What'cha Got in that Suitcase?

I've never seen an actual rocket launch. It certainly would have been exciting, to have been in Florida or California or such place to have seen one. Several members of my family have done so, and love rocket science, astronauts, the idea of space travel, and flight in general.

To travel, or fly, from Fort Wayne, one must do something like make a journey from the Fort Wayne International Airport. I drive past the mega-stores popping up opportunistically next to the highway, around borrow-pit lakes formed near highway road overpasses, and through quaint, rural Indiana to the airport.

A couple of summers ago, a transplanted Lebanese man made the mistake of trying to bring a bottle of rosewater perfume with him after a flight overseas. He didn't make his connection at the Chicago/O'Hare airport to Fort Wayne; but his suitcase did.

The bag had quite a journey on its own; it had gone through O'Hare's notorious "chute," a mechanical device that sorts and transports suitcases in the airport. There's a stretch of the chute that whips bags along at some speeds reportedly approaching 70 mph. At some point in this overseas trip, the bottle in the bag broke or began to leak.

Somewhere along the way, the contents of his bag became contaminated with the leaking rosewater. To make matters worse, the bag sat unclaimed in Fort Wayne because of the way-laid passenger.

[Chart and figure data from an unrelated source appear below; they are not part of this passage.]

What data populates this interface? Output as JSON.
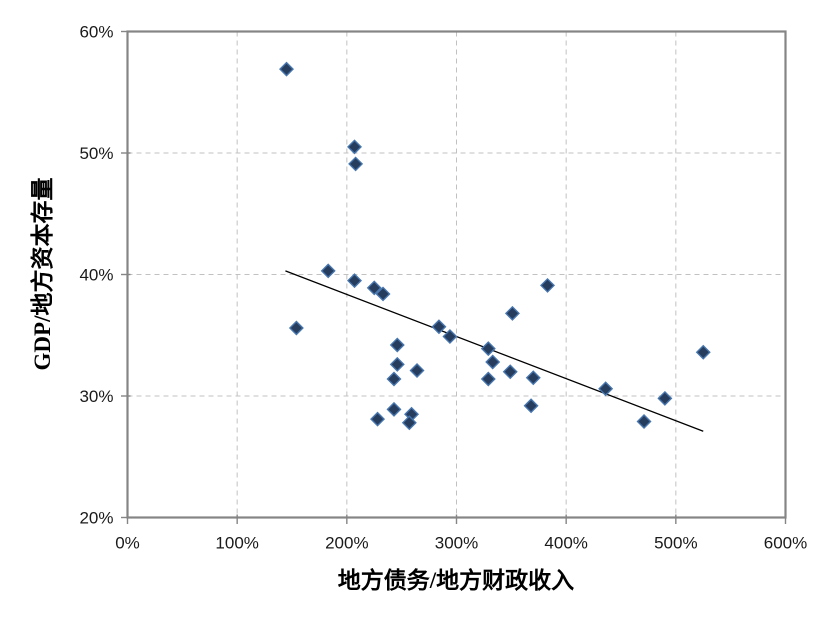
{
  "chart_data": {
    "type": "scatter",
    "title": "",
    "xlabel": "地方债务/地方财政收入",
    "ylabel": "GDP/地方资本存量",
    "xlim": [
      0,
      600
    ],
    "ylim": [
      20,
      60
    ],
    "x_ticks": [
      0,
      100,
      200,
      300,
      400,
      500,
      600
    ],
    "x_tick_labels": [
      "0%",
      "100%",
      "200%",
      "300%",
      "400%",
      "500%",
      "600%"
    ],
    "y_ticks": [
      20,
      30,
      40,
      50,
      60
    ],
    "y_tick_labels": [
      "20%",
      "30%",
      "40%",
      "50%",
      "60%"
    ],
    "grid": {
      "style": "dashed",
      "x_lines": [
        100,
        200,
        300,
        400,
        500
      ],
      "y_lines": [
        30,
        40,
        50
      ]
    },
    "legend": "none",
    "points": [
      [
        145,
        56.9
      ],
      [
        207,
        50.5
      ],
      [
        208,
        49.1
      ],
      [
        183,
        40.3
      ],
      [
        207,
        39.5
      ],
      [
        225,
        38.9
      ],
      [
        233,
        38.4
      ],
      [
        154,
        35.6
      ],
      [
        284,
        35.7
      ],
      [
        294,
        34.9
      ],
      [
        246,
        34.2
      ],
      [
        329,
        33.9
      ],
      [
        333,
        32.8
      ],
      [
        246,
        32.6
      ],
      [
        264,
        32.1
      ],
      [
        243,
        31.4
      ],
      [
        329,
        31.4
      ],
      [
        351,
        36.8
      ],
      [
        349,
        32.0
      ],
      [
        370,
        31.5
      ],
      [
        383,
        39.1
      ],
      [
        368,
        29.2
      ],
      [
        228,
        28.1
      ],
      [
        243,
        28.9
      ],
      [
        259,
        28.5
      ],
      [
        257,
        27.8
      ],
      [
        436,
        30.6
      ],
      [
        471,
        27.9
      ],
      [
        490,
        29.8
      ],
      [
        525,
        33.6
      ]
    ],
    "trendline": {
      "x1": 144,
      "y1": 40.3,
      "x2": 525,
      "y2": 27.1
    },
    "marker": {
      "shape": "diamond",
      "fill": "#273D5E",
      "stroke": "#4675AD"
    },
    "colors": {
      "background": "#FFFFFF",
      "axis": "#858585",
      "gridline": "#C1C1C1",
      "tick_text": "#1A1A1A",
      "trendline": "#000000"
    }
  }
}
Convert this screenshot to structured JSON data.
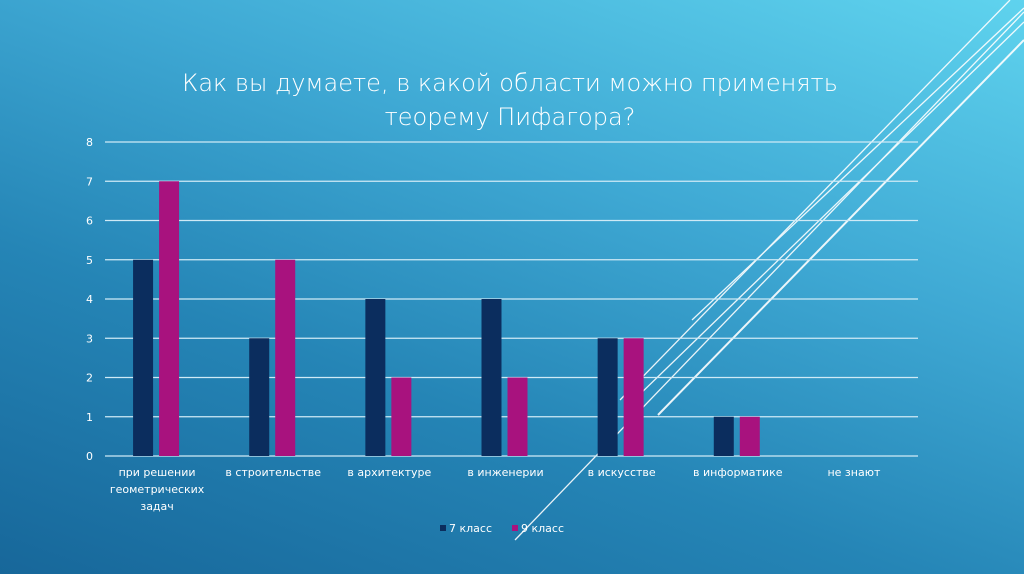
{
  "chart_data": {
    "type": "bar",
    "title": "Как вы думаете, в какой области можно применять теорему Пифагора?",
    "title_lines": [
      "Как вы думаете, в какой области можно применять",
      "теорему Пифагора?"
    ],
    "categories": [
      [
        "при решении",
        "геометрических",
        "задач"
      ],
      [
        "в строительстве"
      ],
      [
        "в архитектуре"
      ],
      [
        "в инженерии"
      ],
      [
        "в искусстве"
      ],
      [
        "в информатике"
      ],
      [
        "не знают"
      ]
    ],
    "series": [
      {
        "name": "7 класс",
        "color": "#0b2d5e",
        "values": [
          5,
          3,
          4,
          4,
          3,
          1,
          0
        ]
      },
      {
        "name": "9 класс",
        "color": "#a8127e",
        "values": [
          7,
          5,
          2,
          2,
          3,
          1,
          0
        ]
      }
    ],
    "ylim": [
      0,
      8
    ],
    "yticks": [
      0,
      1,
      2,
      3,
      4,
      5,
      6,
      7,
      8
    ],
    "grid": true,
    "legend": "bottom",
    "xlabel": "",
    "ylabel": ""
  }
}
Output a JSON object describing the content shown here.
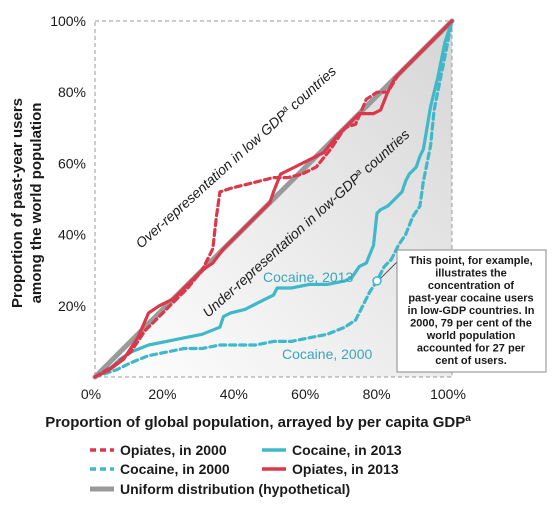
{
  "chart_data": {
    "type": "line",
    "xlabel": "Proportion of global population, arrayed by per capita GDP",
    "xlabel_sup": "a",
    "ylabel_line1": "Proportion of past-year users",
    "ylabel_line2": "among the world population",
    "xlim": [
      0,
      100
    ],
    "ylim": [
      0,
      100
    ],
    "x_ticks": [
      "0%",
      "20%",
      "40%",
      "60%",
      "80%",
      "100%"
    ],
    "y_ticks": [
      "20%",
      "40%",
      "60%",
      "80%",
      "100%"
    ],
    "y_tick_values": [
      20,
      40,
      60,
      80,
      100
    ],
    "x_tick_values": [
      0,
      20,
      40,
      60,
      80,
      100
    ],
    "annotations": {
      "over_representation": "Over-representation in low GDP",
      "over_representation_sup": "a",
      "over_representation_tail": " countries",
      "under_representation": "Under-representation in low-GDP",
      "under_representation_sup": "a",
      "under_representation_tail": " countries",
      "cocaine_2013_label": "Cocaine, 2013",
      "cocaine_2000_label": "Cocaine, 2000",
      "note_lines": [
        "This point, for example,",
        "illustrates the",
        "concentration of",
        "past-year cocaine users",
        "in low-GDP countries. In",
        "2000, 79 per cent of the",
        "world population",
        "accounted for 27 per",
        "cent of users."
      ],
      "note_point": {
        "x": 79,
        "y": 27
      }
    },
    "colors": {
      "opiates": "#d9394b",
      "cocaine": "#3fb8c9",
      "uniform": "#9a9a9a"
    },
    "legend": [
      {
        "label": "Opiates, in 2000",
        "style": "dashed",
        "color": "#d9394b"
      },
      {
        "label": "Cocaine, in 2013",
        "style": "solid",
        "color": "#3fb8c9"
      },
      {
        "label": "Cocaine, in 2000",
        "style": "dashed",
        "color": "#3fb8c9"
      },
      {
        "label": "Opiates, in 2013",
        "style": "solid",
        "color": "#d9394b"
      },
      {
        "label": "Uniform distribution (hypothetical)",
        "style": "solid",
        "color": "#9a9a9a"
      }
    ],
    "series": [
      {
        "name": "Opiates, in 2000",
        "style": "dashed",
        "color": "#d9394b",
        "points": [
          [
            0,
            0
          ],
          [
            5,
            3
          ],
          [
            10,
            7
          ],
          [
            14,
            13
          ],
          [
            18,
            17
          ],
          [
            22,
            21
          ],
          [
            26,
            25
          ],
          [
            30,
            30
          ],
          [
            33,
            36
          ],
          [
            34,
            45
          ],
          [
            35,
            52
          ],
          [
            38,
            53
          ],
          [
            42,
            54
          ],
          [
            46,
            55
          ],
          [
            50,
            56
          ],
          [
            54,
            56
          ],
          [
            58,
            57
          ],
          [
            62,
            59
          ],
          [
            66,
            64
          ],
          [
            70,
            70
          ],
          [
            73,
            71
          ],
          [
            76,
            78
          ],
          [
            79,
            80
          ],
          [
            82,
            80
          ],
          [
            85,
            85
          ],
          [
            88,
            88
          ],
          [
            91,
            91
          ],
          [
            94,
            94
          ],
          [
            97,
            97
          ],
          [
            100,
            100
          ]
        ]
      },
      {
        "name": "Cocaine, in 2013",
        "style": "solid",
        "color": "#3fb8c9",
        "points": [
          [
            0,
            0
          ],
          [
            5,
            3
          ],
          [
            7,
            5
          ],
          [
            10,
            7
          ],
          [
            15,
            9
          ],
          [
            20,
            10
          ],
          [
            25,
            11
          ],
          [
            30,
            12
          ],
          [
            35,
            14
          ],
          [
            36,
            17
          ],
          [
            38,
            18
          ],
          [
            42,
            19
          ],
          [
            46,
            21
          ],
          [
            50,
            23
          ],
          [
            51,
            25
          ],
          [
            55,
            25
          ],
          [
            60,
            26
          ],
          [
            65,
            26
          ],
          [
            70,
            27
          ],
          [
            72,
            28
          ],
          [
            74,
            31
          ],
          [
            76,
            32
          ],
          [
            78,
            37
          ],
          [
            79,
            46
          ],
          [
            80,
            47
          ],
          [
            82,
            48
          ],
          [
            84,
            50
          ],
          [
            86,
            52
          ],
          [
            87,
            55
          ],
          [
            88,
            57
          ],
          [
            90,
            59
          ],
          [
            91,
            62
          ],
          [
            92,
            64
          ],
          [
            93,
            70
          ],
          [
            94,
            76
          ],
          [
            96,
            84
          ],
          [
            98,
            94
          ],
          [
            100,
            100
          ]
        ]
      },
      {
        "name": "Cocaine, in 2000",
        "style": "dashed",
        "color": "#3fb8c9",
        "points": [
          [
            0,
            0
          ],
          [
            6,
            2
          ],
          [
            8,
            3
          ],
          [
            10,
            4
          ],
          [
            15,
            6
          ],
          [
            20,
            7
          ],
          [
            25,
            8
          ],
          [
            30,
            8
          ],
          [
            35,
            9
          ],
          [
            40,
            9
          ],
          [
            45,
            9
          ],
          [
            50,
            10
          ],
          [
            55,
            10
          ],
          [
            60,
            11
          ],
          [
            65,
            12
          ],
          [
            70,
            14
          ],
          [
            73,
            16
          ],
          [
            75,
            20
          ],
          [
            77,
            24
          ],
          [
            79,
            27
          ],
          [
            81,
            31
          ],
          [
            83,
            33
          ],
          [
            85,
            37
          ],
          [
            87,
            40
          ],
          [
            89,
            45
          ],
          [
            91,
            48
          ],
          [
            92,
            55
          ],
          [
            93,
            60
          ],
          [
            94,
            65
          ],
          [
            95,
            75
          ],
          [
            96,
            80
          ],
          [
            98,
            90
          ],
          [
            100,
            100
          ]
        ]
      },
      {
        "name": "Opiates, in 2013",
        "style": "solid",
        "color": "#d9394b",
        "points": [
          [
            0,
            0
          ],
          [
            4,
            2
          ],
          [
            8,
            5
          ],
          [
            12,
            11
          ],
          [
            15,
            18
          ],
          [
            18,
            20
          ],
          [
            22,
            22
          ],
          [
            26,
            26
          ],
          [
            30,
            30
          ],
          [
            33,
            32
          ],
          [
            36,
            36
          ],
          [
            40,
            40
          ],
          [
            43,
            43
          ],
          [
            46,
            46
          ],
          [
            49,
            49
          ],
          [
            50,
            52
          ],
          [
            52,
            57
          ],
          [
            56,
            59
          ],
          [
            60,
            61
          ],
          [
            64,
            63
          ],
          [
            68,
            68
          ],
          [
            72,
            72
          ],
          [
            74,
            74
          ],
          [
            76,
            74
          ],
          [
            78,
            74
          ],
          [
            80,
            75
          ],
          [
            82,
            80
          ],
          [
            84,
            84
          ],
          [
            87,
            87
          ],
          [
            90,
            90
          ],
          [
            93,
            93
          ],
          [
            96,
            96
          ],
          [
            100,
            100
          ]
        ]
      },
      {
        "name": "Uniform distribution (hypothetical)",
        "style": "solid",
        "color": "#9a9a9a",
        "points": [
          [
            0,
            0
          ],
          [
            100,
            100
          ]
        ]
      }
    ]
  }
}
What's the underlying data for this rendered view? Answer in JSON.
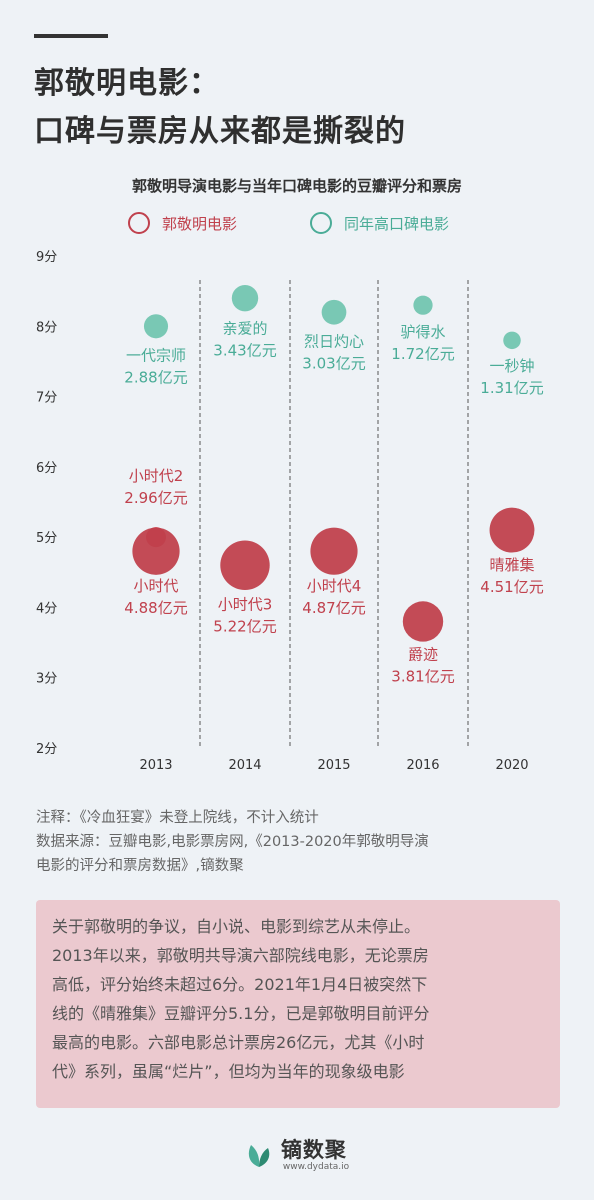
{
  "header": {
    "title_line1": "郭敬明电影：",
    "title_line2": "口碑与票房从来都是撕裂的"
  },
  "colors": {
    "guo": "#c0414d",
    "peer": "#6cc3ad",
    "peer_text": "#4aac97",
    "background": "#eef2f6",
    "note_box": "#ebc9cf"
  },
  "chart_data": {
    "type": "scatter",
    "title": "郭敬明导演电影与当年口碑电影的豆瓣评分和票房",
    "legend": [
      "郭敬明电影",
      "同年高口碑电影"
    ],
    "y_ticks": [
      "9分",
      "8分",
      "7分",
      "6分",
      "5分",
      "4分",
      "3分",
      "2分"
    ],
    "ylim": [
      2,
      9
    ],
    "categories": [
      "2013",
      "2014",
      "2015",
      "2016",
      "2020"
    ],
    "series": [
      {
        "name": "郭敬明电影",
        "points": [
          {
            "year": "2013",
            "title": "小时代2",
            "score": 5.0,
            "boxoffice": 2.96,
            "box_label": "2.96亿元"
          },
          {
            "year": "2013",
            "title": "小时代",
            "score": 4.8,
            "boxoffice": 4.88,
            "box_label": "4.88亿元"
          },
          {
            "year": "2014",
            "title": "小时代3",
            "score": 4.6,
            "boxoffice": 5.22,
            "box_label": "5.22亿元"
          },
          {
            "year": "2015",
            "title": "小时代4",
            "score": 4.8,
            "boxoffice": 4.87,
            "box_label": "4.87亿元"
          },
          {
            "year": "2016",
            "title": "爵迹",
            "score": 3.8,
            "boxoffice": 3.81,
            "box_label": "3.81亿元"
          },
          {
            "year": "2020",
            "title": "晴雅集",
            "score": 5.1,
            "boxoffice": 4.51,
            "box_label": "4.51亿元"
          }
        ]
      },
      {
        "name": "同年高口碑电影",
        "points": [
          {
            "year": "2013",
            "title": "一代宗师",
            "score": 8.0,
            "boxoffice": 2.88,
            "box_label": "2.88亿元"
          },
          {
            "year": "2014",
            "title": "亲爱的",
            "score": 8.4,
            "boxoffice": 3.43,
            "box_label": "3.43亿元"
          },
          {
            "year": "2015",
            "title": "烈日灼心",
            "score": 8.2,
            "boxoffice": 3.03,
            "box_label": "3.03亿元"
          },
          {
            "year": "2016",
            "title": "驴得水",
            "score": 8.3,
            "boxoffice": 1.72,
            "box_label": "1.72亿元"
          },
          {
            "year": "2020",
            "title": "一秒钟",
            "score": 7.8,
            "boxoffice": 1.31,
            "box_label": "1.31亿元"
          }
        ]
      }
    ]
  },
  "notes": {
    "line1": "注释：《冷血狂宴》未登上院线，不计入统计",
    "line2": "数据来源：豆瓣电影,电影票房网,《2013-2020年郭敬明导演",
    "line3": "电影的评分和票房数据》,镝数聚"
  },
  "summary": {
    "lines": [
      "关于郭敬明的争议，自小说、电影到综艺从未停止。",
      "2013年以来，郭敬明共导演六部院线电影，无论票房",
      "高低，评分始终未超过6分。2021年1月4日被突然下",
      "线的《晴雅集》豆瓣评分5.1分，已是郭敬明目前评分",
      "最高的电影。六部电影总计票房26亿元，尤其《小时",
      "代》系列，虽属“烂片”，但均为当年的现象级电影"
    ]
  },
  "footer": {
    "brand": "镝数聚",
    "url": "www.dydata.io"
  }
}
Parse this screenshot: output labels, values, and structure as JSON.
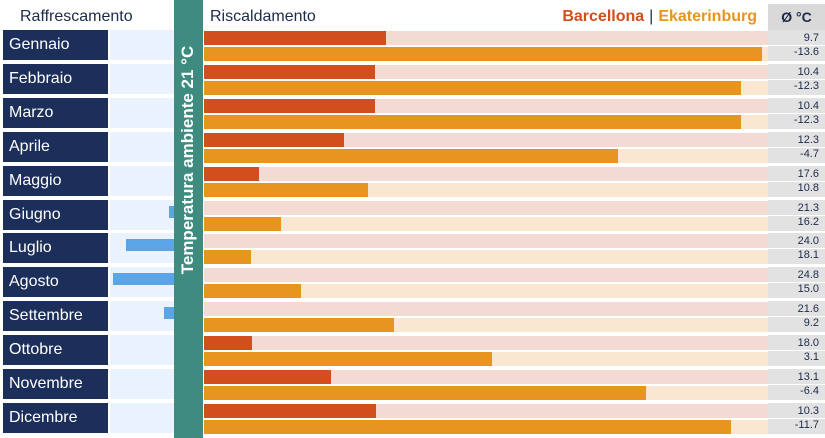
{
  "chart_data": {
    "type": "bar",
    "headers": {
      "cooling": "Raffrescamento",
      "heating": "Riscaldamento",
      "unit": "Ø °C",
      "ambient_label": "Temperatura ambiente 21 °C"
    },
    "ambient_temperature": 21,
    "series": [
      {
        "name": "Barcellona",
        "color": "#d24e1d",
        "track_color": "#f3dbd3",
        "values": [
          9.7,
          10.4,
          10.4,
          12.3,
          17.6,
          21.3,
          24.0,
          24.8,
          21.6,
          18.0,
          13.1,
          10.3
        ]
      },
      {
        "name": "Ekaterinburg",
        "color": "#e8951f",
        "track_color": "#f9e7d2",
        "values": [
          -13.6,
          -12.3,
          -12.3,
          -4.7,
          10.8,
          16.2,
          18.1,
          15.0,
          9.2,
          3.1,
          -6.4,
          -11.7
        ]
      }
    ],
    "categories": [
      "Gennaio",
      "Febbraio",
      "Marzo",
      "Aprile",
      "Maggio",
      "Giugno",
      "Luglio",
      "Agosto",
      "Settembre",
      "Ottobre",
      "Novembre",
      "Dicembre"
    ],
    "value_labels": {
      "barcellona": [
        "9.7",
        "10.4",
        "10.4",
        "12.3",
        "17.6",
        "21.3",
        "24.0",
        "24.8",
        "21.6",
        "18.0",
        "13.1",
        "10.3"
      ],
      "ekaterinburg": [
        "-13.6",
        "-12.3",
        "-12.3",
        "-4.7",
        "10.8",
        "16.2",
        "18.1",
        "15.0",
        "9.2",
        "3.1",
        "-6.4",
        "-11.7"
      ]
    },
    "heating_range": [
      21,
      -14
    ],
    "cooling_range": [
      21,
      25
    ],
    "cooling_color": "#5ba4e6"
  }
}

Reportedly the bag went unnoticed for a couple of hours until someone smelled it. A couple of people went near it and then began to complain of feeling faint and nauseated.

The story blew up in the news media. Areas were blockaded off, traffic was stopped. It was 'post-terrorist-induced-fear syndrome' colliding with 'overpoweringly-smelly-perfume syndrome'.

People were actually being decontaminated. You know, hosed off by workers in full bio-terror suits and then sent to hospitals in trucks, and the airport shut down. All over a perfume essence, a strong, pungent rose water. Who knew? I guess all's well that ends well. Lessons learned.